# Momma Tables.where() and all her little predicates

Filtering datatables is done withe the .where() method for which there are a whole slew of "predicates" that indicate the filtering condition. As always, you learn best by practicing.

In [1]:
# Load the required modules
import numpy as np
from datascience import * 

## Philadelphia Services
To keep things interesting, we'll take a look at a dataset available on [OpenDataPhilly](https://opendataphilly.org/datasets/) that contains services available in the city.

In [2]:
path = 'data/'
data = path + "philly_services.csv"
services = Table.read_table(data)
services

FileNotFoundError: [Errno 2] No such file or directory: 'philly_services.csv'

## Predicates
The .where() method of datatables takes a variety of "predicates," which are express the condition you wish to use to filter the data.

## Services in the Temple zip code

Temple's zip code ia 19122. Let's find the services within the Temple zip code.

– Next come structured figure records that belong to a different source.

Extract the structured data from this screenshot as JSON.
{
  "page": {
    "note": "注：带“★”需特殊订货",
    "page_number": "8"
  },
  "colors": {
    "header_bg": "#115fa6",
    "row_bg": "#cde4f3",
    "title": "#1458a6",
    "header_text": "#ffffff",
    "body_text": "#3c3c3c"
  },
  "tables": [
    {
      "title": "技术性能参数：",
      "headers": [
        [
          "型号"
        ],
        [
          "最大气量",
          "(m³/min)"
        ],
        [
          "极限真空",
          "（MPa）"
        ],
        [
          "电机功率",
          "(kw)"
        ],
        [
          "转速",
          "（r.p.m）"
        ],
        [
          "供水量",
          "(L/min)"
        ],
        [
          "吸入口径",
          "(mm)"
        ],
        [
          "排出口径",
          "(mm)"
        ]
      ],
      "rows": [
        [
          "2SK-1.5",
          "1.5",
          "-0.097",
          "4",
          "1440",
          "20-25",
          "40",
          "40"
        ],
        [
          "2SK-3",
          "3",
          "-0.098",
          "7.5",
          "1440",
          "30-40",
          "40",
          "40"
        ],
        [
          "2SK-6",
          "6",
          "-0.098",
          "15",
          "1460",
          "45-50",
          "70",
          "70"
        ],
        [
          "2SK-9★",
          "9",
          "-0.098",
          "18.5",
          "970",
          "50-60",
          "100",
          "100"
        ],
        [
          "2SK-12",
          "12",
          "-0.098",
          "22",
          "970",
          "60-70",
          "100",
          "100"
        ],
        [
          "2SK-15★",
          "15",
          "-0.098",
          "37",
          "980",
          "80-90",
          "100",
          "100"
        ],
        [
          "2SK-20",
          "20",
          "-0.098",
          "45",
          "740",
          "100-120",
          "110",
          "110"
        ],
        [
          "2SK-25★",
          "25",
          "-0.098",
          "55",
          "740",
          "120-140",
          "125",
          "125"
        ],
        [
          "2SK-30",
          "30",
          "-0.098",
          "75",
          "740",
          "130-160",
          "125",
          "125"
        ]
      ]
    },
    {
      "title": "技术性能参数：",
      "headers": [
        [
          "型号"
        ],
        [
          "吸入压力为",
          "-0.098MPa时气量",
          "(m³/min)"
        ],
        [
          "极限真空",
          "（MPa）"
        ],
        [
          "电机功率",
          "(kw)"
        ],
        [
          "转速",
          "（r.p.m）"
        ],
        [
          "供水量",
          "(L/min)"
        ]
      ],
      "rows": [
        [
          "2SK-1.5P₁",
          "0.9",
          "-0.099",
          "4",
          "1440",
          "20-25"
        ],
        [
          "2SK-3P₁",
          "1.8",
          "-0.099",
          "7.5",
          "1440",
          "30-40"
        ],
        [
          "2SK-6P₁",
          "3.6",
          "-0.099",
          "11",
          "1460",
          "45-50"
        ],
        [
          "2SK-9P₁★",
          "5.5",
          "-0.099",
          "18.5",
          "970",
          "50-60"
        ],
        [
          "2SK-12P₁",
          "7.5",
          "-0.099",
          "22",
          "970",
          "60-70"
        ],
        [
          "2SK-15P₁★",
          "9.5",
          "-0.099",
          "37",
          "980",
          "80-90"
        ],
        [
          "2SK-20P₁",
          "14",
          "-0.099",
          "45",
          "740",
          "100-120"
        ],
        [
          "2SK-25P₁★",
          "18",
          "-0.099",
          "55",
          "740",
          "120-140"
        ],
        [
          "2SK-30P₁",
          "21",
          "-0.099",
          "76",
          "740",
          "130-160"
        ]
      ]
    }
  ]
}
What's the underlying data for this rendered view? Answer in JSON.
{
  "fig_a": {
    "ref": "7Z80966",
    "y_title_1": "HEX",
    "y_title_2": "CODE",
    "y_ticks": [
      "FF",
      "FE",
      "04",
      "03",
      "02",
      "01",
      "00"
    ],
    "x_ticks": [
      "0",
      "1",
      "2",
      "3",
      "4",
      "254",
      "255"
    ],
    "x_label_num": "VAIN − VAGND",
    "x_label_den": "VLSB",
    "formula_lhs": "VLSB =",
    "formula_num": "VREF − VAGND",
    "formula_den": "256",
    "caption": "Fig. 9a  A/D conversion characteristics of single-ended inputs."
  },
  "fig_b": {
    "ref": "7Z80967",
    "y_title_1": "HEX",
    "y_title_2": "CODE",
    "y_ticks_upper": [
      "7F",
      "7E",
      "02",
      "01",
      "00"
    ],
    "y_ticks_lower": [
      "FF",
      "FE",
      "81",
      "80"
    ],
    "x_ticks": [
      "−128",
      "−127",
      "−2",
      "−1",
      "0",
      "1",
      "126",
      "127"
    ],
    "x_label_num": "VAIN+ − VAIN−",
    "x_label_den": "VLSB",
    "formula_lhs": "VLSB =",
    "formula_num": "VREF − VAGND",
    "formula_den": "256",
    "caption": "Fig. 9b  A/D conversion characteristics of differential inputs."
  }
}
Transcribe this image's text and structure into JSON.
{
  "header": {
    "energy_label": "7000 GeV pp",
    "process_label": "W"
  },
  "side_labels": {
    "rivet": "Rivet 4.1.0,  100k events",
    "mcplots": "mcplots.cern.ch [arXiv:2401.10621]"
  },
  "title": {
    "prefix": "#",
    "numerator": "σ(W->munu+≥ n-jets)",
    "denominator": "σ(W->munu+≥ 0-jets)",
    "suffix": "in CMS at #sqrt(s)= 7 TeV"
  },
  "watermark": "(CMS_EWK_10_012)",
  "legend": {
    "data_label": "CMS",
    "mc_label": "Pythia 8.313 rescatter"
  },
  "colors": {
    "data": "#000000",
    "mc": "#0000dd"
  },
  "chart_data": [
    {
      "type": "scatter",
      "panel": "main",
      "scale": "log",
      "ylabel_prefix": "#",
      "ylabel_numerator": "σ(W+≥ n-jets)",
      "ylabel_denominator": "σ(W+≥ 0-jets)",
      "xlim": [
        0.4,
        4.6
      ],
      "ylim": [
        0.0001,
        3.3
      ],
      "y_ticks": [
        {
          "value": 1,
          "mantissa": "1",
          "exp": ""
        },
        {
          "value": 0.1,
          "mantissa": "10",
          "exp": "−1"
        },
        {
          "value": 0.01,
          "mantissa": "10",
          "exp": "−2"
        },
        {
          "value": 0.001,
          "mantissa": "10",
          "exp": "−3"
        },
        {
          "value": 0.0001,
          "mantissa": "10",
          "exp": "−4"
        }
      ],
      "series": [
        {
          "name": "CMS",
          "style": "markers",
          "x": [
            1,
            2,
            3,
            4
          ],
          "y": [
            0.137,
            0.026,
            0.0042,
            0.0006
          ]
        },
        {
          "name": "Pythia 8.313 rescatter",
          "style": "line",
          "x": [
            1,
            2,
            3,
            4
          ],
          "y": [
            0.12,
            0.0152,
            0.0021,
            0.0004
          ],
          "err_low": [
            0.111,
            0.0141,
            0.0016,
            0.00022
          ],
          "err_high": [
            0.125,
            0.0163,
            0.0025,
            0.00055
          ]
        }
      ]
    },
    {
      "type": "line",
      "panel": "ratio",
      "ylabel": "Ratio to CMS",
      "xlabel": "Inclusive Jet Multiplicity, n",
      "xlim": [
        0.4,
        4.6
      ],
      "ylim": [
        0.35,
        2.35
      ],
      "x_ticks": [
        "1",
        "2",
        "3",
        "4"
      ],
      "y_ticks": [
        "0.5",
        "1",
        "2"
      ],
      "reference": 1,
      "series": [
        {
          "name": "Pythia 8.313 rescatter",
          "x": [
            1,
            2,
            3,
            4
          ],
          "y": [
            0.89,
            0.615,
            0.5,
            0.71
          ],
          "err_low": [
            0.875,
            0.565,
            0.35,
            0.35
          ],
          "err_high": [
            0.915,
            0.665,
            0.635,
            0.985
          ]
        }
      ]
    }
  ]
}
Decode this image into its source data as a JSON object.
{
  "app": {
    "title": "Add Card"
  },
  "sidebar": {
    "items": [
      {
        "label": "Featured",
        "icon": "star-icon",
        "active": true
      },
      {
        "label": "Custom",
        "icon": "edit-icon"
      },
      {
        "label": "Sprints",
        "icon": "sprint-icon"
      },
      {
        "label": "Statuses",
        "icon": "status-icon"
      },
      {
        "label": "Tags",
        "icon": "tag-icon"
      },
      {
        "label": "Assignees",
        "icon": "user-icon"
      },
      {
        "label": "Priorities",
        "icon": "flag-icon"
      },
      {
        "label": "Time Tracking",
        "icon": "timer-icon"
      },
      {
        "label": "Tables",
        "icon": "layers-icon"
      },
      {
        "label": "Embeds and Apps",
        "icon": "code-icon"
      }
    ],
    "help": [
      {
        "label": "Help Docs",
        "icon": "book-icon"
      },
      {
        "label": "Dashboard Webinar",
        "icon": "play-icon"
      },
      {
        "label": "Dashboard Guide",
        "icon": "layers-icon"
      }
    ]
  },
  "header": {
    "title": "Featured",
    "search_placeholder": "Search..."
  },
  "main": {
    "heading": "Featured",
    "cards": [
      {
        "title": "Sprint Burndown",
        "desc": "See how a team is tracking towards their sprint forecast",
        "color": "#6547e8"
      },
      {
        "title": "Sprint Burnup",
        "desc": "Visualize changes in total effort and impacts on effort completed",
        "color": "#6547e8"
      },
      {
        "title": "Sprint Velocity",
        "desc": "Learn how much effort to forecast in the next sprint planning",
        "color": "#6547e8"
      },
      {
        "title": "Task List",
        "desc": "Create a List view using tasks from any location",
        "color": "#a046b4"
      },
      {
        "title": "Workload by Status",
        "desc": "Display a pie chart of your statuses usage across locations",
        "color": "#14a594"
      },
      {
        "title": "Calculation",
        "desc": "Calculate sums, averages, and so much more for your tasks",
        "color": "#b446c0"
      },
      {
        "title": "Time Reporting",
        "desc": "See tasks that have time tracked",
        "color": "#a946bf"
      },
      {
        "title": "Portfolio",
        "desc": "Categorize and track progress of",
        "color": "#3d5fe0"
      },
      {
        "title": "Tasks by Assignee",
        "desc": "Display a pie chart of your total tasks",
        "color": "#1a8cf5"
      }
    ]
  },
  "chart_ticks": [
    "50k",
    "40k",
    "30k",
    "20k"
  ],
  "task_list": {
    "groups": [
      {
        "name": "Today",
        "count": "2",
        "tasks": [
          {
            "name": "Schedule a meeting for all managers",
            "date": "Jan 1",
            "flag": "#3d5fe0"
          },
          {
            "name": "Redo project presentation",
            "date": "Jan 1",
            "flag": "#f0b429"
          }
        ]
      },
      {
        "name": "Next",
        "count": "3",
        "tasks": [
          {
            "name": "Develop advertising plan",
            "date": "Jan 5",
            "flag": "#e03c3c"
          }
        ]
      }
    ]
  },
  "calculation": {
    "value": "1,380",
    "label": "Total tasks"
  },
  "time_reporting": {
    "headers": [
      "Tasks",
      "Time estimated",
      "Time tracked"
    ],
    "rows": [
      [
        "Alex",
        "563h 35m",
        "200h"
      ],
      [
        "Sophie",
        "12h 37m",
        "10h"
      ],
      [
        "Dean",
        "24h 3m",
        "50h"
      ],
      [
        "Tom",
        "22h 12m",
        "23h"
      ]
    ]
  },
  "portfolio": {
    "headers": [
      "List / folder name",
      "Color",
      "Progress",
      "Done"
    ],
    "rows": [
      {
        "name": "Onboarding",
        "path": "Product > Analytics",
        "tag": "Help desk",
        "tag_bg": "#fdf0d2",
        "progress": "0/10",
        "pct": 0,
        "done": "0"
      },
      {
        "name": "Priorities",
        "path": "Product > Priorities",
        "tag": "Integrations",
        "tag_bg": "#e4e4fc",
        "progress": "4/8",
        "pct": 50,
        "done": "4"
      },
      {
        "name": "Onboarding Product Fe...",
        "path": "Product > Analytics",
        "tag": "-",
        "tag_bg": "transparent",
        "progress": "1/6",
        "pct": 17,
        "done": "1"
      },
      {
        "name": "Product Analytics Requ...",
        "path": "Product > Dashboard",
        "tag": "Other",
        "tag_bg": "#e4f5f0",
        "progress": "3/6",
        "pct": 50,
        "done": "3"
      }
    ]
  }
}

The general format of the .where() methods is .where(column_name, predicate), so we want to filter on the 'Zip Code' column and use the predicate are.equal_to(). A new table is returned with just the rows that match our condition.

In [None]:
temple_zipcode = services.where('Zip Code', are.equal_to(19122))
temple_zipcode

**Challenge:** Try finding all services with a zipcode of 19107

## Looking for Food Services
Now suppose we wanted all the services where "Food" is part of the Category column. We need a different predicate. are.containing() works when the specified column contains strings and looks to see if it contains the desired substring. To see if the text in the "Category" column contains the subtring "Food" we do this:

In [None]:
food = services.where('Category', are.containing("Food"))
food

**Challenge:** Find the places serving food that serve children

## Chaining multiple conditions
Suppose we want to find just the food services in the Temple zipcode. You can "chain" the where conditions, applying each to the result of the previous.

In [None]:
services.where('Zip Code', are.equal_to(19122)).where('Category', are.containing("Food"))

## Filtering by locations
The dataset include a column "LatLon," but we really need two separate columns: one with the latitude and one with the longitude. To split this column requires a few advanced tricks we haven't covered yet, so I'm going to just show you how I did it with some comments as explanation, but you should come back to this after we learn about how to define function.

Note: This technique may prove useful in the future is you use other datasets from OpenDataPhilly

In [None]:
# Create a function that splits a string on the comma and returns either the first or second piece.
def string_split(string, col):
    return float(string.split(',')[col])

# Vectorize the function so that we can apply it to an numpy array and it will operate on every element of the array
v_string_split = np.vectorize(string_split)

In [None]:
# Split the stings, creating two new numpy array
lat_lon = services.column('LatLon')
lon = v_string_split(lat_lon, 0)
lat = v_string_split(lat_lon, 1)

In [None]:
# We chain three methods:
# First, drop the old LatLon column, then add each of the new columns
services = services.drop('LatLon').with_column('Lat', lat).with_column('Lon', lon)

## Making a Map
Following [this example](https://inferentialthinking.com/chapters/08/5/Bike_Sharing_in_the_Bay_Area.html?highlight=map) in our textbook, let's use the new Lat Lon columns to make a map showing the locations of these services.

You can zoom in, zoom out, pan, or click on a marker to see the label.

In [None]:
# Marker.map_table(stations.select('lat', 'long', 'name').relabel('name', 'labels'))
Marker.map_table(services.select('Lat', 'Lon', 'Organization Name').relabel('Organization Name', 'labels'))

## All services North of Temple

The coordinates of the Temple Bell Tower are: 39.9813° N, 75.1544° W
Let's use the where filter to find only the services north of the bell tower.

In [None]:
bell_tower_lat = 39.9813

northern_services = services.where('Lat', are.above(bell_tower_lat))
Marker.map_table(northern_services.select('Lat', 'Lon', 'Organization Name').relabel('Organization Name', 'labels'))

**Challenge:** Plot just the sevices in the Temple zipcode.

# Summary
I hope you had fun. The where() method is not that hard once you understand the basic idea. I encourage you to explore this data set and see if you can discover any interesting patterns!